Johnny Waterson on Rory McIlroy teeing up with Donald Trump.
8. “With its gates touching the edge of the Falls Road, standing church-like between a row of houses and a line of shops, St Mary’s is set at the very heart of the working class community in West Belfast.
The main building has stood since 1900 and while bits have been added here and there in a century-and-a-bit since, the retention of its style and shape almost a century on offer a clue as to what happens inside.
And it was the working class virtues of modesty and humility and sheer bloody hard work that were right at the heart of the college’s second ever Sigerson Cup success at the weekend.”
St Mary’s celebrate their win. Source: Tommy Dickson/INPHO
St Mary’s DNA wrapped around stunning success, according to Cahair O’Kane in The Irish News.
9. “The death threats started almost immediately. “We are going to find you, and kill you.” “You are going to get it.” One person posted a video on social media. “I am going to splash acid in your face,” he said.
The death threats continue to this day. Just this week, Louis Smith, the four-times Olympic medallist in gymnastics, whose life went into meltdown in October after a video was leaked to a newspaper in which he appeared to mock Islam, received a message saying: “I am going to cave in your face.”

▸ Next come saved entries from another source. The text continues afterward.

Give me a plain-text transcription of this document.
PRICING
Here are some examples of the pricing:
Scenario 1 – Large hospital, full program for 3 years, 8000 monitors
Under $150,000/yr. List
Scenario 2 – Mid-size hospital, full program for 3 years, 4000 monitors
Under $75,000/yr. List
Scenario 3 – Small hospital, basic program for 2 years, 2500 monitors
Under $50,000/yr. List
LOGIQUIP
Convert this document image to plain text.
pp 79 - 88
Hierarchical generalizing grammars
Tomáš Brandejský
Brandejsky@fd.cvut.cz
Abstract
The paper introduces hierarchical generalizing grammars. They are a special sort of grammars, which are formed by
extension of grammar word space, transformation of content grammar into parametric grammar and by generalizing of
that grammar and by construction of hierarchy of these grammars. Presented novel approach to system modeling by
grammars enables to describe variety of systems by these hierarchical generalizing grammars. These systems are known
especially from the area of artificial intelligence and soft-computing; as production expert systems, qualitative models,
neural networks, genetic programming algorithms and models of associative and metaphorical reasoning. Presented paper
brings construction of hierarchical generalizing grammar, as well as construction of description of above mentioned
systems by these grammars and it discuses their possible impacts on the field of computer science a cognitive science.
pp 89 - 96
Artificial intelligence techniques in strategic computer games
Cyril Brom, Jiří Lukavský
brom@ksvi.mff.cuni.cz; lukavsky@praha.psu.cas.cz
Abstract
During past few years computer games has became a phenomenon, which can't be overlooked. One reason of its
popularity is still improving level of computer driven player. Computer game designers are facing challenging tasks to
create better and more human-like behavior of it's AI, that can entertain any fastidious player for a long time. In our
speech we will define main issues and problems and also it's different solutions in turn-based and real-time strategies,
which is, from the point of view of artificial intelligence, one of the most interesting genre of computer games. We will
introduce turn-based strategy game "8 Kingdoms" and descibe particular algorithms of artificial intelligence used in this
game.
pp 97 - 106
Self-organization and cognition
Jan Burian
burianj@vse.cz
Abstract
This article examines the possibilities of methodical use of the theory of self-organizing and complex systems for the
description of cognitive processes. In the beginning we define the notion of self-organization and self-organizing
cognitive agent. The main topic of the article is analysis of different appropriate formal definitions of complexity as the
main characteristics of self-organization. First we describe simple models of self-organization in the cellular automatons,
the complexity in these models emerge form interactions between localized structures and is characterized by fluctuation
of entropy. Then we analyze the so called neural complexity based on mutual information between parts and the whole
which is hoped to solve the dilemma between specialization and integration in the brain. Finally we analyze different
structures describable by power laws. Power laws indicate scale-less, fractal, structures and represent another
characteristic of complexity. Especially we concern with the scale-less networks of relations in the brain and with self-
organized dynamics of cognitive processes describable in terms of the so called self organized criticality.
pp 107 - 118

For weeks after the story broke, Smith was forced to take out 24-hour protection. “I had a guy with me all the time. Wherever I went, whatever I did.”
Matthew Syed speaks to gymnast Smith about the backlash.
10. “Arthur Mathews’s period in purgatory is nearing an end. After four months wondering if he’d get to see a sporting pearly gates, the co-writer of Ireland’s most successful comedy is returning to a predictable script.
While he readily admits he is not the most devoted of Drogheda’s disciples, there’s a level of worship that resonates with other members of the flock, the Friday night ritual of the car and the road, the journeys to shaded towns, bypassed by motorways – Longford, Athlone, Bray, Cobh.
Each place possesses its own charm, though, and even now, as he prepares for his 47th season as a League of Ireland fan, there’s still that boyish excitement within Mathews as he visualises the approach to grounds through narrow, old streets, guided by the floodlights in the sky and the smell of fried onions on the pan. Haute cuisine hasn’t made it to too many League of Ireland grounds thus far.
Then again, nor have the majority of Ireland’s population.”
Irish football is no joke for Father Ted creator, writes Garry Doyle for The Sunday Times.